Borders Closed the Books, For Good

        On February 16, 2011, Borders Group filed for bankruptcy after 40 years of being in the book retail business [5]. Borders was at some point a pioneer in selling books, music CDs and other media and bookstore good. Borders had an innovative and unprecedented inventory tracking system, which gave Borders a competitive advantage. Borders also put many small and independent bookstores out of business by being one of the largest bookstores with a huge variety of books and other literary formats. 

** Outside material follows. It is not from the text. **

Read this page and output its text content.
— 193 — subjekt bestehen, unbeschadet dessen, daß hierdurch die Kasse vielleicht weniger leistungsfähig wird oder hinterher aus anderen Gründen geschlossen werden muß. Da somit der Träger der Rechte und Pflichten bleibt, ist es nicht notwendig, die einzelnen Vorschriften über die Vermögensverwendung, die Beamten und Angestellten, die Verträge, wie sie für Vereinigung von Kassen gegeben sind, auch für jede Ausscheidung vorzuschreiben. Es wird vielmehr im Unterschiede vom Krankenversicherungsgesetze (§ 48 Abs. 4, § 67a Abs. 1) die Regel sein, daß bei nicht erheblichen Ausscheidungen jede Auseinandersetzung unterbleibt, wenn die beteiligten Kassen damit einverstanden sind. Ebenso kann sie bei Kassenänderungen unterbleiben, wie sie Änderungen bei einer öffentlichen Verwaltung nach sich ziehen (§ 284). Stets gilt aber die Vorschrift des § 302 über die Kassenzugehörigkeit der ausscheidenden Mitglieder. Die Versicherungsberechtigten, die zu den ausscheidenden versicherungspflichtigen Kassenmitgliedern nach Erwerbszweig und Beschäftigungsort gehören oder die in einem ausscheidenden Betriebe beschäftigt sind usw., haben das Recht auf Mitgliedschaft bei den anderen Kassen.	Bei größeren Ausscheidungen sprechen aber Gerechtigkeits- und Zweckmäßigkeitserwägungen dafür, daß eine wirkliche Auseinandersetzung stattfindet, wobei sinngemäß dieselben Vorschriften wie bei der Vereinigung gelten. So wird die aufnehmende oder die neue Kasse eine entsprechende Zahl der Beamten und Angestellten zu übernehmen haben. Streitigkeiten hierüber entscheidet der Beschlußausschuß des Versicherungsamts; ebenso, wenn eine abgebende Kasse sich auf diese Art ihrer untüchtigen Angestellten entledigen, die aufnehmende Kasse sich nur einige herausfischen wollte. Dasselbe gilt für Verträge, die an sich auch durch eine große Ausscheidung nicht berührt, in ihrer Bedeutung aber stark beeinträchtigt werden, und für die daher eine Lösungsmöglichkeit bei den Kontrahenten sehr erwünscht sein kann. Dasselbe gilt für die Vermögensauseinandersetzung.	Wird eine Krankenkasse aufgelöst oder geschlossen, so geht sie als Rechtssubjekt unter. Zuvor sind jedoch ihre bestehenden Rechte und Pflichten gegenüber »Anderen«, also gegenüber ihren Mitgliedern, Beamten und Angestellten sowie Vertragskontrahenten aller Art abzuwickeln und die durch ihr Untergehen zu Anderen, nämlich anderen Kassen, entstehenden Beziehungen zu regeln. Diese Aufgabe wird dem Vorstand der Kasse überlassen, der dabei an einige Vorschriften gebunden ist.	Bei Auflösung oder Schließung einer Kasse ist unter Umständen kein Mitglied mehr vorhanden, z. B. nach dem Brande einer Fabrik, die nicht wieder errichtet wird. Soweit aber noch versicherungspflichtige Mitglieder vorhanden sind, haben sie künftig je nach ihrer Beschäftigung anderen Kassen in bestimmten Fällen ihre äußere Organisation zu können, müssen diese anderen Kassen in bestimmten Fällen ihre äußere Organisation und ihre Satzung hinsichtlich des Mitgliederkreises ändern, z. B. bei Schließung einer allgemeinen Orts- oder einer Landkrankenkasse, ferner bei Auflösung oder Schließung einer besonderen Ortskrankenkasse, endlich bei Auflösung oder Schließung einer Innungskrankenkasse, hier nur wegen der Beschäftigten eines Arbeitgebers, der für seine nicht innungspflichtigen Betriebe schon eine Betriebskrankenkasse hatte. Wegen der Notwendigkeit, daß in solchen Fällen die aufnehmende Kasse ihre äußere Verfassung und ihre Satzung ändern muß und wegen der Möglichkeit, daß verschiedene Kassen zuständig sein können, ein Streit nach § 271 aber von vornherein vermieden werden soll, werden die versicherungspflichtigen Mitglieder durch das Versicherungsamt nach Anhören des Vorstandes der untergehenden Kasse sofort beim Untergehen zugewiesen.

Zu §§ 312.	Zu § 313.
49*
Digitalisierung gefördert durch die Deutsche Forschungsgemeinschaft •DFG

Borders enjoyed positive growth and success in the ‘70s and the ‘80s until the mid ‘90s, when the market and consumer behavior showed signs of change. That is when Borders fell into the “Pseudo Adjacency” trap that Carroll and Mui list in their “Seven Ways to Fail Big” summary. Borders put heavy investments in selling music CDs and DVDs to their existing customer base, instead of just focusing on what they were good at, which is selling books [3]. At a time when the Internet and the digital age was overtaking hard copies of media or even books, Borders made poor investments in that dimension. It expanded its geographical reach by opening hundreds more stores that were costly, excessive in real estate space, and had little returns [2].
In a more shocking strategic decision, Borders decided to “Stay the Course” [1] by practically dismissing the online market potential for book sales. In 2001, Borders missed the boat and handed its online sales to be managed, for nearly a decade, by their competitor Amazon. Their intent was to focus more on their brick-and-mortar sales channel. This strategy backfired when Amazon saw huge growth in online book sales over physical bookstores in the 2000s [4].
Moreover, wrong betting on technology that Carroll and Mui talk about is also clearly exhibited in Borders’ case [1]. They failed to recognize the change in readers’ habits and literary consumption mediums. Borders had no alternative solutions for e-reader devices in order to compete against Barnes and Noble’s Nook, or Amazon’s Kindle. The rise and affordability of e-books as a new literary format, instead of print books, was a clear sign of the direction of the book industry [4].
Borders was a niche store, even with its big-box outlook. It had an escapist-like vibe that gave it a unique indie feel. It curated some quality content from lesser-known publishers, according to its loyal customers. Yet Borders made a series of bad strategic decisions, which, ultimately, led to their demise. Lack of diversification, and failure to bet on e-reader devices like Nooks and iPads, and the shift to online book sales were detrimental to its downfall.
[1] Carroll, Paul. Mui, Chunka. “Seven Ways to Fail Big.” Harvard Business Review. September, 2008.
[2] “10 Businesses That Failed to Adapt.” BusinessPundit. November 3, 2014. Accessed June 10, 2017.
[3] Noguchi, Yuki.  “Why Borders Failed While Barnes & Noble Survived.” NPR, All Things Considered. July 19, 2011. Accessed June 10, 2017.
[4] Lowrey, Annie. “Readers Without Borders. What killed the big-box retailer? Hint: It wasn't the Internet.”  Slate. July 20, 2011. Accessed June 10, 2017. 

[5] Bomey, Nathan. “Borders' rise and fall: a timeline of the bookstore chain's 40-year history.” The Ann Arbor News. July 18, 2011. Accessed June 10, 2017.